Effectively treating and preventing this common form of dementia will require a cocktail of drugs and a combination of approaches, as well as a drive toward early detection.
Almost two years ago, the FDA approved Eisai and Biogen’s lecanemab (Leqembi) for the treatment of Alzheimer’s disease. The monoclonal antibody is a marked improvement on its predecessor Aduhelm in that it was the first drug approved for standalone use that could interrupt the progression of the disease rather than just treat symptoms, and it was hailed as a turning point in treatment.
Lecanemab is far from a silver bullet. It requires biweekly infusions in a medical setting, making it both costly and time-consuming. It also has a list of side effects that run the gamut from fever and chills during infusion to dizziness, confusion and brain bleeds.
But it is an important starting point. Doctors now have more tools at their disposal, as imperfect as they may be, and patients have more hope of an eventual treatment.
That hope can act as a catalyst for future progress, which I’ve seen firsthand in my work as a principal investigator with Velocity Clinical Research, a network organization that recruits patients and runs clinical trials for compounds to treat Alzheimer’s and other conditions. In clinical trial settings, we do see participants seeking a Hail Mary, but more often than not, our trial participants are motivated to contribute to a better outcome for patients in the future. Advances like lecanemab, rightly highly publicized, give them hope that a cure will one day be possible. That cure is likely to come not via a single drug, but a combination of cutting-edge medications, some of which have yet to be developed.
Why a Cocktail?
The race to cure Alzheimer’s is made more difficult by the fact that we still don’t fully understand the risk factors and mechanism of the disease. Amyloid proteins have been associated with it since day one, but the involvement of the tau protein is a relatively new discovery, and we’ve yet to find out why some patients have inflammation in the brain, or how genetic markers contribute to the disease. With every new discovery, we create more possibilities for treatment.
Monoclonal antibody treatments like lecanemab are important—they’re needed to break down amyloid proteins—but they aren’t the only emerging Alzheimer’s treatment. I think it’s likely that eventually they’ll become a small part of an overall treatment plan. We’ll use a drug like lecanemab to eliminate the amyloid, alongside an anti-inflammatory or a medication to block β-secretase, the enzyme that produces amyloids.
This cocktail of drugs mirrors the treatment protocols developed for leukemia and AIDS, but it’s still short on ingredients. We must develop more drugs that interrupt the disease rather than treat symptoms.
Eli Lilly’s donanemab (Kisunla), approved almost exactly a year after lecanemab, is another important milestone. It has a similar effect, targeting and breaking down amyloid plaques, but only needs to be administered monthly and until those plaques are removed, making it cheaper and less involved than lecanemab. Initial research showed it can slow disease progression, particularly among early-stage patients. (Velocity Clinical Research was involved in the development of donanemab.)
Prevention vs. Cure
The emergence of a treatment that works on patients with less advanced disease is another key milestone. The ability to slow progression before symptoms become advanced is life-changing for patients and their families. However, it does put more pressure on healthcare providers to notice abnormalities early. This is a tall order, given that most Alzheimer’s research to date has focused on older patients with advanced symptoms.

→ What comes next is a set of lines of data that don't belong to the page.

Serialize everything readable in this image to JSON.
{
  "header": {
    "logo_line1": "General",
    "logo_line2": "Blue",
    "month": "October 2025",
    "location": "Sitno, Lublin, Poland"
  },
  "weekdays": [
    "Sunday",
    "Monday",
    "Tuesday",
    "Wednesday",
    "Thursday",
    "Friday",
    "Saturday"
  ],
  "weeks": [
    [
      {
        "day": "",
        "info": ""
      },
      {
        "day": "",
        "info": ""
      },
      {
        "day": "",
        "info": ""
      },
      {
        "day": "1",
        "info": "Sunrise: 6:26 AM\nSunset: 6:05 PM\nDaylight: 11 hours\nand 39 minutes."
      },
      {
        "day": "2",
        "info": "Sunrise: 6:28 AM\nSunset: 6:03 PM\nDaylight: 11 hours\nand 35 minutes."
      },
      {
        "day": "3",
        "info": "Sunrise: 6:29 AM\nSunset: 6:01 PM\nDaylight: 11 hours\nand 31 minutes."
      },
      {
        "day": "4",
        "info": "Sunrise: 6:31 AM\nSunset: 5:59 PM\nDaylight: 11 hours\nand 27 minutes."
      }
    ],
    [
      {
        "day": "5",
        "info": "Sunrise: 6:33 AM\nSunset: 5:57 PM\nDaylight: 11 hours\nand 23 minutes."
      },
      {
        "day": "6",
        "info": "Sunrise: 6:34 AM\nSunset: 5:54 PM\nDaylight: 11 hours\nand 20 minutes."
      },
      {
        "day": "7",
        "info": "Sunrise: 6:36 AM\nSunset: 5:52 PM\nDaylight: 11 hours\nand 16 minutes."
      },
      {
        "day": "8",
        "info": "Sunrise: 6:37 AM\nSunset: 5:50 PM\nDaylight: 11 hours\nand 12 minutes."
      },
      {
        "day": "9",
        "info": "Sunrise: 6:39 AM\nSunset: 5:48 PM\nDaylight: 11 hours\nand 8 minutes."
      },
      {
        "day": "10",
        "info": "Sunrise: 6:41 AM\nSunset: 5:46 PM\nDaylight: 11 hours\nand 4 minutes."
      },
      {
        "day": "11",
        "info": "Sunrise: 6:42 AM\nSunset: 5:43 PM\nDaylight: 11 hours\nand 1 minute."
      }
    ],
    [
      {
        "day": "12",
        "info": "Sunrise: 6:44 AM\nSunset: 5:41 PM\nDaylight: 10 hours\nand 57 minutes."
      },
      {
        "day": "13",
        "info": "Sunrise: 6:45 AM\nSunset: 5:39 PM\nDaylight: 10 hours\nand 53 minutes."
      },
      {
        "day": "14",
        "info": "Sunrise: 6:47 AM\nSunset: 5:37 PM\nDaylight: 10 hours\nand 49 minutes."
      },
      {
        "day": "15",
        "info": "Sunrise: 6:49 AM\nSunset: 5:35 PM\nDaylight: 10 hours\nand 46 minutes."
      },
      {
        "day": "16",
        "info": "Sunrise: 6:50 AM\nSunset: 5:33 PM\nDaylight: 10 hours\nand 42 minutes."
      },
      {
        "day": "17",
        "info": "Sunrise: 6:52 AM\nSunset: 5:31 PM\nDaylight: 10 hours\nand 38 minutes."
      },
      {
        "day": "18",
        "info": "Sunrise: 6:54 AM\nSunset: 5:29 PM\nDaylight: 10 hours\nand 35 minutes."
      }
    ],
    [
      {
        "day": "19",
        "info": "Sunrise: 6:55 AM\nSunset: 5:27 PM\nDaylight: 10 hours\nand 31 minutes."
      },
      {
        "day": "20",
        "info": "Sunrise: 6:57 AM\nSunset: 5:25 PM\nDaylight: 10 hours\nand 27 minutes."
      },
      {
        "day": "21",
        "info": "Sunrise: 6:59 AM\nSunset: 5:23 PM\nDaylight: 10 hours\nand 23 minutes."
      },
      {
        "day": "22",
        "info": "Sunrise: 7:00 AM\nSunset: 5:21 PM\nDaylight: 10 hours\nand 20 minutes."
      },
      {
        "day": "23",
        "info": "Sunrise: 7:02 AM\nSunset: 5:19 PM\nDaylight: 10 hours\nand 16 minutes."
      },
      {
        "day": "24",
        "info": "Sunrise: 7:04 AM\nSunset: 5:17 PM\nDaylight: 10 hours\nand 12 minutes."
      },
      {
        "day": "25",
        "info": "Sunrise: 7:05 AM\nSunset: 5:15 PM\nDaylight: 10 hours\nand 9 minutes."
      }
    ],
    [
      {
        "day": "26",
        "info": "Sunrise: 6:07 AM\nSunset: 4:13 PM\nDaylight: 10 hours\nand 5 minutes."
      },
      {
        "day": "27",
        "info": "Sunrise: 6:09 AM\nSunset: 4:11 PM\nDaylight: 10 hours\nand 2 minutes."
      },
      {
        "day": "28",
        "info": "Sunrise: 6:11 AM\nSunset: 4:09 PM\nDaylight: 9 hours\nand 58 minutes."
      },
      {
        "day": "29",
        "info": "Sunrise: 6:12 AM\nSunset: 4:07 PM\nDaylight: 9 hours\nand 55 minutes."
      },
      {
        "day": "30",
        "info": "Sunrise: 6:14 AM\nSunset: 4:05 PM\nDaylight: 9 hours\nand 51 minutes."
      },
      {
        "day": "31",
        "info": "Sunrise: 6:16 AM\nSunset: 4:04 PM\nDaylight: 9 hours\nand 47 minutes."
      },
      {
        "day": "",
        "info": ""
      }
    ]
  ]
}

This development emphasizes the need to extend research protocols to include younger patients with risk factors. A donanemab study of presymptomatic patients is currently underway, involving participants who have yet to experience Alzheimer’s symptoms but who have genetic markers or PET scan abnormalities that mark them as higher risk. Results are years away, but it’s another critical step in developing a preventive treatment.
Clinical researchers aren’t the only ones now recognizing the need to advance early detection. The U.S. government committed an additional $100 million to Alzheimer’s and dementia research earlier this year, with a focus on prevention, early detection and diagnosis.
Lecanemab’s Legacy
The approval of lecanemab, a drug that could modify the disease, was a huge leap forward in the treatment of Alzheimer’s. It was also the starting point for a growing momentum that has given patients and caregivers hope, preceded the development of another disease-modifying treatment in donanemab and is already attracting more government funding.
For those of us in the field, the hope is that this momentum will lead to more breakthroughs, give physicians and patients more tools and ultimately deliver the building blocks for a cocktail to prevent Alzheimer’s.